All clinical trials of investigational medicinal products in the European Union must be registered on the European Clinical Trials Database (EudraCT). It is mandatory for clinical trial summary results to be posted in EudraCT within six to 12 months following the end of the trial, depending on the type of clinical trial. It is the sponsor’s responsibility to ensure that clinical trial summary results are posted in EudraCT.
What are the informed consent obligations with respect to clinical trial subjects?
The Clinical Trials Directive provides that informed consent to take part in a clinical trial must be given freely by the trial subject after having been duly informed of the nature, significance, implications and risks related to the clinical trial. Where the trial subject is incapable of giving consent, consent must be given on his or her behalf by his or her legal representative. A trial subject may, without any resulting detriment, withdraw from the clinical trial at any time by revoking his or her informed consent.
What are the insurance requirements for clinical trials?
The Clinical Trials Directive provides that a clinical trial may be conducted only if provision is made for insurance or indemnity to cover the liability of both the sponsor and the investigator.
What data protection issues should be considered when conducting clinical trials?

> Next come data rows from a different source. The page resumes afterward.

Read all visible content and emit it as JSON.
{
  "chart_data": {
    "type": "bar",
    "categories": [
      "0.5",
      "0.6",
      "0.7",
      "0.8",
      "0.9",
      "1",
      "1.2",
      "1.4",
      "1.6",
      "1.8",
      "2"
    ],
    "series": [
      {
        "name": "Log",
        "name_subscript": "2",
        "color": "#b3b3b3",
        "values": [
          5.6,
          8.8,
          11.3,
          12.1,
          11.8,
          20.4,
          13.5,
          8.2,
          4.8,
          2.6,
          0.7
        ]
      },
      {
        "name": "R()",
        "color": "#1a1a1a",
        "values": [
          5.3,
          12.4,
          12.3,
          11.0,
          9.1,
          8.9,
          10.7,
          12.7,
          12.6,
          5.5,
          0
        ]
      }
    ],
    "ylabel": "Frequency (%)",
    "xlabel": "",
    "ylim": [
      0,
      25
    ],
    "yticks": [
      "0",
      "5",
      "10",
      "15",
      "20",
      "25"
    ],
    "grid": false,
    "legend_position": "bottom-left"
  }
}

At present, the collection, processing and transfer of personal data of study subjects must be conducted in accordance with the requirements provided in the Data Protection Directive (95/46/EC) and the related implementing provisions of the EU member states. However, the General Data Protection Regulation (2016/679), commonly referred as the ‘GDPR’, will enter into application on May 25 2018. Sponsors conducting clinical trials in the European Union must therefore adopt appropriate measures to ensure that activities concerning the processing of study subjects' personal data comply with the GDPR from May 25 2018. Sponsors must also document how these procedures, including related interactions with third-party processors, function in practice.
Sponsors and investigators must take into account the fact that the processing of health data can be conducted only in specific circumstances. These circumstances include the study subject having provided his or her explicit consent to the processing of his or her health data.

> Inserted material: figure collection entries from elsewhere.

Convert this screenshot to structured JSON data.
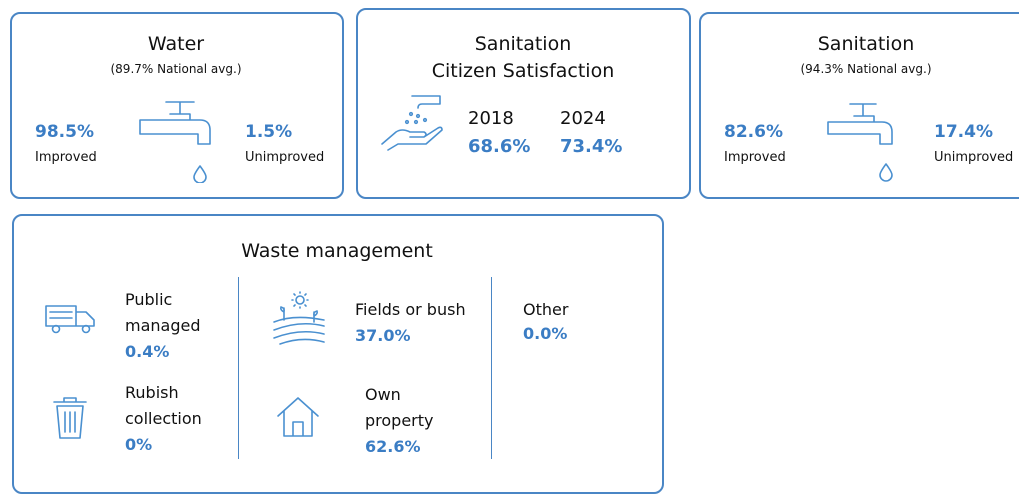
{
  "water": {
    "title": "Water",
    "subtitle": "(89.7% National avg.)",
    "improved": {
      "value": "98.5%",
      "label": "Improved"
    },
    "unimproved": {
      "value": "1.5%",
      "label": "Unimproved"
    }
  },
  "satisfaction": {
    "title_lines": [
      "Sanitation",
      "Citizen Satisfaction"
    ],
    "years": [
      {
        "year": "2018",
        "value": "68.6%"
      },
      {
        "year": "2024",
        "value": "73.4%"
      }
    ]
  },
  "sanitation": {
    "title": "Sanitation",
    "subtitle": "(94.3% National avg.)",
    "improved": {
      "value": "82.6%",
      "label": "Improved"
    },
    "unimproved": {
      "value": "17.4%",
      "label": "Unimproved"
    }
  },
  "waste": {
    "title": "Waste management",
    "items": [
      {
        "label_lines": [
          "Public",
          "managed"
        ],
        "value": "0.4%"
      },
      {
        "label_lines": [
          "Rubish",
          "collection"
        ],
        "value": "0%"
      },
      {
        "label_lines": [
          "Fields or bush"
        ],
        "value": "37.0%"
      },
      {
        "label_lines": [
          "Own",
          "property"
        ],
        "value": "62.6%"
      },
      {
        "label_lines": [
          "Other"
        ],
        "value": "0.0%"
      }
    ]
  }
}
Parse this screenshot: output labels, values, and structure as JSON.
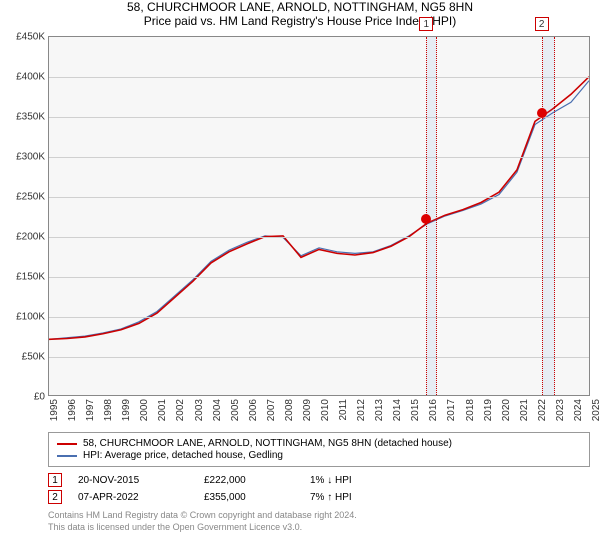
{
  "title": "58, CHURCHMOOR LANE, ARNOLD, NOTTINGHAM, NG5 8HN",
  "subtitle": "Price paid vs. HM Land Registry's House Price Index (HPI)",
  "legend": {
    "series1": "58, CHURCHMOOR LANE, ARNOLD, NOTTINGHAM, NG5 8HN (detached house)",
    "series2": "HPI: Average price, detached house, Gedling"
  },
  "chart": {
    "type": "line",
    "background_color": "#f7f7f7",
    "grid_color": "#d0d0d0",
    "border_color": "#888888",
    "series": [
      {
        "name": "property",
        "color": "#cc0000",
        "width": 1.6
      },
      {
        "name": "hpi",
        "color": "#4a6fb0",
        "width": 1.2
      }
    ],
    "yaxis": {
      "min": 0,
      "max": 450000,
      "step": 50000,
      "labels": [
        "£0",
        "£50K",
        "£100K",
        "£150K",
        "£200K",
        "£250K",
        "£300K",
        "£350K",
        "£400K",
        "£450K"
      ],
      "fontsize": 10
    },
    "xaxis": {
      "years": [
        1995,
        1996,
        1997,
        1998,
        1999,
        2000,
        2001,
        2002,
        2003,
        2004,
        2005,
        2006,
        2007,
        2008,
        2009,
        2010,
        2011,
        2012,
        2013,
        2014,
        2015,
        2016,
        2017,
        2018,
        2019,
        2020,
        2021,
        2022,
        2023,
        2024,
        2025
      ],
      "fontsize": 10
    },
    "hpi_points_k": [
      70,
      72,
      74,
      78,
      83,
      92,
      105,
      125,
      145,
      168,
      182,
      192,
      200,
      198,
      175,
      185,
      180,
      178,
      180,
      188,
      200,
      215,
      225,
      232,
      240,
      252,
      280,
      340,
      355,
      368,
      395
    ],
    "prop_points_k": [
      70,
      71,
      73,
      77,
      82,
      90,
      103,
      123,
      143,
      166,
      180,
      190,
      199,
      200,
      173,
      183,
      178,
      176,
      179,
      187,
      199,
      216,
      226,
      233,
      242,
      255,
      283,
      344,
      360,
      378,
      400
    ],
    "sale_markers": [
      {
        "id": "1",
        "year": 2015.88,
        "value_k": 222,
        "band_start": 2015.88,
        "band_end": 2016.5
      },
      {
        "id": "2",
        "year": 2022.27,
        "value_k": 355,
        "band_start": 2022.27,
        "band_end": 2023.0
      }
    ],
    "marker_box_color": "#cc0000",
    "dot_color": "#dd0000"
  },
  "sales": [
    {
      "id": "1",
      "date": "20-NOV-2015",
      "price": "£222,000",
      "delta": "1% ↓ HPI"
    },
    {
      "id": "2",
      "date": "07-APR-2022",
      "price": "£355,000",
      "delta": "7% ↑ HPI"
    }
  ],
  "footnote": {
    "line1": "Contains HM Land Registry data © Crown copyright and database right 2024.",
    "line2": "This data is licensed under the Open Government Licence v3.0."
  }
}
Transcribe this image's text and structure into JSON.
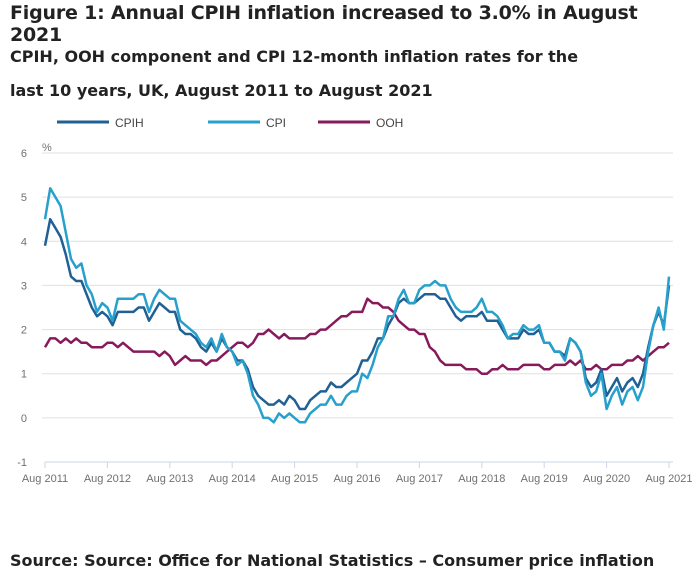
{
  "title": "Figure 1: Annual CPIH inflation increased to 3.0% in August 2021",
  "subtitle": "CPIH, OOH component and CPI 12-month inflation rates for the last 10 years, UK, August 2011 to August 2021",
  "source": "Source: Source: Office for National Statistics – Consumer price inflation",
  "chart_data": {
    "type": "line",
    "ylabel": "%",
    "ylim": [
      -1,
      6
    ],
    "yticks": [
      "6",
      "5",
      "4",
      "3",
      "2",
      "1",
      "0",
      "-1"
    ],
    "xticks": [
      "Aug 2011",
      "Aug 2012",
      "Aug 2013",
      "Aug 2014",
      "Aug 2015",
      "Aug 2016",
      "Aug 2017",
      "Aug 2018",
      "Aug 2019",
      "Aug 2020",
      "Aug 2021"
    ],
    "x_start": "Aug 2011",
    "x_end": "Aug 2021",
    "frequency": "monthly",
    "grid": true,
    "legend": "top-left",
    "series": [
      {
        "name": "CPIH",
        "color": "#206095",
        "values": [
          3.9,
          4.5,
          4.3,
          4.1,
          3.7,
          3.2,
          3.1,
          3.1,
          2.8,
          2.5,
          2.3,
          2.4,
          2.3,
          2.1,
          2.4,
          2.4,
          2.4,
          2.4,
          2.5,
          2.5,
          2.2,
          2.4,
          2.6,
          2.5,
          2.4,
          2.4,
          2.0,
          1.9,
          1.9,
          1.8,
          1.6,
          1.5,
          1.7,
          1.5,
          1.8,
          1.6,
          1.5,
          1.3,
          1.3,
          1.1,
          0.7,
          0.5,
          0.4,
          0.3,
          0.3,
          0.4,
          0.3,
          0.5,
          0.4,
          0.2,
          0.2,
          0.4,
          0.5,
          0.6,
          0.6,
          0.8,
          0.7,
          0.7,
          0.8,
          0.9,
          1.0,
          1.3,
          1.3,
          1.5,
          1.8,
          1.8,
          2.1,
          2.3,
          2.6,
          2.7,
          2.6,
          2.6,
          2.7,
          2.8,
          2.8,
          2.8,
          2.7,
          2.7,
          2.5,
          2.3,
          2.2,
          2.3,
          2.3,
          2.3,
          2.4,
          2.2,
          2.2,
          2.2,
          2.0,
          1.8,
          1.8,
          1.8,
          2.0,
          1.9,
          1.9,
          2.0,
          1.7,
          1.7,
          1.5,
          1.5,
          1.4,
          1.8,
          1.7,
          1.5,
          0.9,
          0.7,
          0.8,
          1.1,
          0.5,
          0.7,
          0.9,
          0.6,
          0.8,
          0.9,
          0.7,
          1.0,
          1.6,
          2.1,
          2.4,
          2.1,
          3.0
        ]
      },
      {
        "name": "CPI",
        "color": "#27a0cc",
        "values": [
          4.5,
          5.2,
          5.0,
          4.8,
          4.2,
          3.6,
          3.4,
          3.5,
          3.0,
          2.8,
          2.4,
          2.6,
          2.5,
          2.2,
          2.7,
          2.7,
          2.7,
          2.7,
          2.8,
          2.8,
          2.4,
          2.7,
          2.9,
          2.8,
          2.7,
          2.7,
          2.2,
          2.1,
          2.0,
          1.9,
          1.7,
          1.6,
          1.8,
          1.5,
          1.9,
          1.6,
          1.5,
          1.2,
          1.3,
          1.0,
          0.5,
          0.3,
          0.0,
          0.0,
          -0.1,
          0.1,
          0.0,
          0.1,
          0.0,
          -0.1,
          -0.1,
          0.1,
          0.2,
          0.3,
          0.3,
          0.5,
          0.3,
          0.3,
          0.5,
          0.6,
          0.6,
          1.0,
          0.9,
          1.2,
          1.6,
          1.8,
          2.3,
          2.3,
          2.7,
          2.9,
          2.6,
          2.6,
          2.9,
          3.0,
          3.0,
          3.1,
          3.0,
          3.0,
          2.7,
          2.5,
          2.4,
          2.4,
          2.4,
          2.5,
          2.7,
          2.4,
          2.4,
          2.3,
          2.1,
          1.8,
          1.9,
          1.9,
          2.1,
          2.0,
          2.0,
          2.1,
          1.7,
          1.7,
          1.5,
          1.5,
          1.3,
          1.8,
          1.7,
          1.5,
          0.8,
          0.5,
          0.6,
          1.0,
          0.2,
          0.5,
          0.7,
          0.3,
          0.6,
          0.7,
          0.4,
          0.7,
          1.5,
          2.1,
          2.5,
          2.0,
          3.2
        ]
      },
      {
        "name": "OOH",
        "color": "#871a5b",
        "values": [
          1.6,
          1.8,
          1.8,
          1.7,
          1.8,
          1.7,
          1.8,
          1.7,
          1.7,
          1.6,
          1.6,
          1.6,
          1.7,
          1.7,
          1.6,
          1.7,
          1.6,
          1.5,
          1.5,
          1.5,
          1.5,
          1.5,
          1.4,
          1.5,
          1.4,
          1.2,
          1.3,
          1.4,
          1.3,
          1.3,
          1.3,
          1.2,
          1.3,
          1.3,
          1.4,
          1.5,
          1.6,
          1.7,
          1.7,
          1.6,
          1.7,
          1.9,
          1.9,
          2.0,
          1.9,
          1.8,
          1.9,
          1.8,
          1.8,
          1.8,
          1.8,
          1.9,
          1.9,
          2.0,
          2.0,
          2.1,
          2.2,
          2.3,
          2.3,
          2.4,
          2.4,
          2.4,
          2.7,
          2.6,
          2.6,
          2.5,
          2.5,
          2.4,
          2.2,
          2.1,
          2.0,
          2.0,
          1.9,
          1.9,
          1.6,
          1.5,
          1.3,
          1.2,
          1.2,
          1.2,
          1.2,
          1.1,
          1.1,
          1.1,
          1.0,
          1.0,
          1.1,
          1.1,
          1.2,
          1.1,
          1.1,
          1.1,
          1.2,
          1.2,
          1.2,
          1.2,
          1.1,
          1.1,
          1.2,
          1.2,
          1.2,
          1.3,
          1.2,
          1.3,
          1.1,
          1.1,
          1.2,
          1.1,
          1.1,
          1.2,
          1.2,
          1.2,
          1.3,
          1.3,
          1.4,
          1.3,
          1.4,
          1.5,
          1.6,
          1.6,
          1.7
        ]
      }
    ]
  }
}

The GDPR defines the ‘data controller’ as the natural or legal person, public authority, agency or other body which, alone or jointly with others, determines the purposes and means of the processing of personal data carried out in the European Union. The sponsor of a clinical trial is commonly considered to be the data 'controller. Sponsors of clinical trials which are not established in the European Union and wish to transfer trial subjects' data outside the European Union must take into account the following issues:
- When the sponsor is not established in the European Union, it must designate a data protection representative in each EU member state in which a trial site is located and where, consequently, study subject personal data is processed.
- The transfer of personal data to third countries which does not ensure an adequate level of protection of personal data is permitted only through the authorised means described in the GDPR.